– Ну и как с этим быть?
– В идеале вообще не иметь базисных иллюзий. Вот, скажем, ты… Из нашего сегодняшнего разговора я поняла, что, когда ты писал свою книгу, ты укрепился в некой базисной иллюзии по поводу того, что твоя книга обретет признание, тебя ждут слава, деньги, золотой дождь и розовые лепестки, а когда эти ожидания не сбылись, ты оказался жестоко разочарован.
– Неправда, – забормотал Егор.
– Ой, Егор, скажи честно хотя бы самому себе, что это так. А вот если бы у тебя не было подобной психологической фиксации на результате, ты бы получал удовольствие от процесса написания книги и не оказался бы разочарован. Потому что если твоя базисная иллюзия не удовлетворена, у тебя наступает что? Ломка, как у наркомана.
– Ну и как избавляться от этих самых иллюзий?
– Вырывать, как гнилые зубы, – рассмеялась Ая, – или же лечить, корректировать, работать с ними, менять их.

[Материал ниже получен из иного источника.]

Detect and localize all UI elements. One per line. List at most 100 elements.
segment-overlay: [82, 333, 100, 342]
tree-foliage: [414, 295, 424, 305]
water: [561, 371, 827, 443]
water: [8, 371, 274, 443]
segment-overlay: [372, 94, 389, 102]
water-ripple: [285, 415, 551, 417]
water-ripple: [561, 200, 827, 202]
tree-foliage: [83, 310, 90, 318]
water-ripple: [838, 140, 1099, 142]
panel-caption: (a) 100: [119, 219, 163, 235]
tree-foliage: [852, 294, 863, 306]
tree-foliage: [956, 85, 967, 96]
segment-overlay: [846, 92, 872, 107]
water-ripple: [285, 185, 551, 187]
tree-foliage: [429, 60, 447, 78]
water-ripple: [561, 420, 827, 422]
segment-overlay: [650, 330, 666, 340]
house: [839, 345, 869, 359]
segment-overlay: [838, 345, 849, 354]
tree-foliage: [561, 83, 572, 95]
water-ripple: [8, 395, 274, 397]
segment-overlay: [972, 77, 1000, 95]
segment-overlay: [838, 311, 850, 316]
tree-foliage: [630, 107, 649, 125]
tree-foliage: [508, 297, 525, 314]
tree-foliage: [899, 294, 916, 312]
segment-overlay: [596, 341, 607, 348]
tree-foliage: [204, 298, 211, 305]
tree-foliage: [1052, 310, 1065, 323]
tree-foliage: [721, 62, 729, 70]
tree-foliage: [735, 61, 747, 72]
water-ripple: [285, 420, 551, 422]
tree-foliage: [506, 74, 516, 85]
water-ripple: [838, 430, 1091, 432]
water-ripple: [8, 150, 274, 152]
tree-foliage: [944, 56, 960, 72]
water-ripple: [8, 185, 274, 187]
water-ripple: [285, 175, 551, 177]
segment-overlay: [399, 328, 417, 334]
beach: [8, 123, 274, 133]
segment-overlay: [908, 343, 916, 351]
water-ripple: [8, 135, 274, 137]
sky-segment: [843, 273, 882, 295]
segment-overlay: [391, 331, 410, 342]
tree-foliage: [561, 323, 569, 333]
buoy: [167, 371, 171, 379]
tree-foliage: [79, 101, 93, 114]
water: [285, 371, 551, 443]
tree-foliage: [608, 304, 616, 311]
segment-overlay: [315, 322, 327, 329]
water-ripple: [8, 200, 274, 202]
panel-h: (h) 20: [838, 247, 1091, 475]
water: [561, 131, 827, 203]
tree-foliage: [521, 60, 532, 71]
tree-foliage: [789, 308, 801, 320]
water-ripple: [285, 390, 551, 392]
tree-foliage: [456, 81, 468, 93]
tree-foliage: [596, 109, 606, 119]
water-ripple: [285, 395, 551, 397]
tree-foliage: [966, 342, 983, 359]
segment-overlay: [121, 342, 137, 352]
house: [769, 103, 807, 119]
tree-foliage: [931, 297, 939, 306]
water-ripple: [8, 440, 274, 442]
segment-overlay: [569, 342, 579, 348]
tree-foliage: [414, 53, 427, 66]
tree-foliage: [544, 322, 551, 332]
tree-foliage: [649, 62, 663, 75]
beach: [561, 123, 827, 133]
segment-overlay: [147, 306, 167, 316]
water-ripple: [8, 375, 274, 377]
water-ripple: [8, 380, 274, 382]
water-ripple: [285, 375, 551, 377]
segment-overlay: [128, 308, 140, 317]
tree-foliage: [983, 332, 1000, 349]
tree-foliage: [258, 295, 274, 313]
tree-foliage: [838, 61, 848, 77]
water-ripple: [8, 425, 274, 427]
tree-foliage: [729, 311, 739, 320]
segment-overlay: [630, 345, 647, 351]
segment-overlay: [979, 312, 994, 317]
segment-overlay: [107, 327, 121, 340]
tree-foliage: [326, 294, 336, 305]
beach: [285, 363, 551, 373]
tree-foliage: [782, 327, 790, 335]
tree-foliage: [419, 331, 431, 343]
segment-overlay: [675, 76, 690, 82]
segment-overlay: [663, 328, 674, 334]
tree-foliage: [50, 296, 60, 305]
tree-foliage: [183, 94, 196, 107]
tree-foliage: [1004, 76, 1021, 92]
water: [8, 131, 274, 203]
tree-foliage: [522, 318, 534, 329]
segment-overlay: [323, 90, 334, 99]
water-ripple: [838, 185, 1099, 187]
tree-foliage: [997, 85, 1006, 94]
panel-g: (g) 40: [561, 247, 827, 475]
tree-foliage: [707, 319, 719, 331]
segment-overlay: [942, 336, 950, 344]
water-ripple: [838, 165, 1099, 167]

– А у тебя была какая-нибудь подобная иллюзия?
Ая враз помрачнела:
– Да. Счастливое детство.
Раздался дверной звонок. Увидев, как растерялся Егор, Ая не преминула спросить:
– Что такое? Не откроешь?
Егор обреченно пошел открывать – он, конечно, догадался, кто к нему пожаловал, и с удовольствием бы сейчас спрятался в шкафу или даже выпрыгнул в окно – все что угодно, только бы не встречаться с Тиной Скворцовой. Но Тина – вот она, голубушка, – стояла на пороге. С неизменным пирогом в руках.
– Пирог! – ласково сообщила Тина и со значением подчеркнула: – С капустой!
– Ну, входи, – проскрипел Егор.
Довольная Тина лебедушкой вплыла в комнату, однако, заметив сидевшую в ее любимом кресле Аю, застыла на месте и вскрикнула, будто увидела змею. Ая кивнула Тине: здрасьте-здрасьте.
– А я вот пирог принесла Егору, – растерянно пояснила Тина.
Ая промолчала.
Тина переминалась с ноги на ногу – ей очень хотелось сесть в свое кресло! Но не могла же она силком вытащить из него эту самозванку.
– Чего стоишь? – буркнул Егор. – Садись!
Тина послушно села на диван, продолжая держать пирог в руках. Спохватившись, она протянула его Ае:
– Хотите пирог с капустой?
– Нет, спасибо, я не ем пироги, это вредно для фигуры, – насмешливо сказала Ая, поднимаясь. – Мне пора.
Егор бросился за ней:
– Я провожу!
* * *
Услышав, как захлопнулась дверь, Тина вздрогнула и сжалась: неужели Егор ушел вместе со своей гостьей, а ее оставил здесь, словно какую-то вещь? Тина бросилась к окну и, увидев, как Егор с брюнеткой выходят из подъезда, задохнулась от боли: как это унизительно и как… красноречиво! Своим поступком Егор ясно показал, как он к ней относится!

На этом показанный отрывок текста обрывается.